Edouard Geffray, ministre de l’Éducation Nationale, a récemment accordé un entretien à La Dépêche du Midi où il aborde la baisse démographique en France. Cette situation, bien que préoccupante pour l'ensemble du pays, pourrait offrir une opportunité d'amélioration pour le système éducatif. En effet, selon M. Geffray, le défi consiste à transformer cette ‘mauvaise nouvelle’ en un tremplin pour reconfigurer l'éducation au profit des élèves.
Il souligne que le nombre d’élèves par classe est en baisse, passant de 23 à 21 élèves en moyenne depuis 2017, ce qui est un progrès notable. Cependant, Geffray admet que la France reste en tête des pays européens avec les plus grands effectifs par classe. En comparaison, des nations comme l’Italie affichent des classes autour de 19 élèves, ayant déjà traversé une baisse démographique dans le passé.
« Notre objectif est d’atteindre un ratio proche de 19 élèves par classe », précise le ministre. Toutefois, il avertit que la situation varie grandement selon les régions, certains coins de France ayant encore des classes très chargées, tandis que d'autres comptent à peine une dizaine d'élèves.
Quant aux changements budgétaires prévus, il est essentiel d'adapter le nombre de professeurs en fonction des besoins démographiques. Pour 2026, il y aura une diminution des recrutements, mais cela devra se faire de manière mesurée pour éviter une crise dans les années à venir. « Nous ne devons pas fragiliser le système éducatif, » prévient M. Geffray.
Sur le terrain, la question des fermetures de classes se pose. Le ministre assure que chaque décision se fera en consultation avec les maires, prenant en compte les spécificités rurales et urbaines. « L’école est un pilier de l’aménagement du territoire. », insiste-t-il.

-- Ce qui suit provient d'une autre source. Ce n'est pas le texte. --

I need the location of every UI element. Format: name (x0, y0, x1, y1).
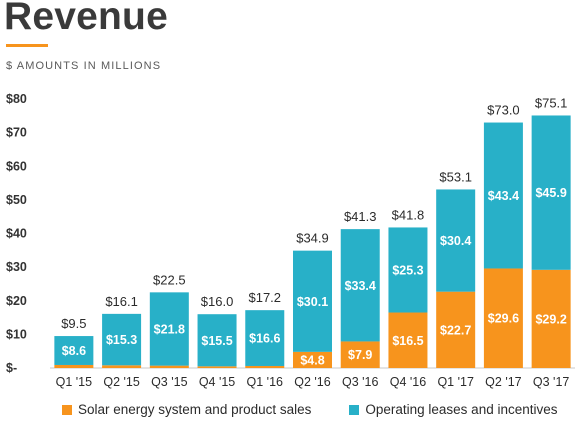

Concernant la démographie en général, Geffray évoque les mesures prises par le gouvernement, comme le congé de naissance. Bien que les effets soient attendus sur le long terme, il reste optimiste sur l’avenir de l’École en France et souhaite que les Français retrouvent confiance dans leur avenir et dans leur désir de fonder une famille.
Pour conclure, le ministre rappelle l'importance de voir au-delà des chiffres et de croire en un avenir meilleur pour les jeunes générations. « Il vaut toujours mieux miser sur l’espoir que sur le désespoir », conclut-il, invitant à envisager une reprise des recrutements d’enseignants lorsque les conditions le permettront.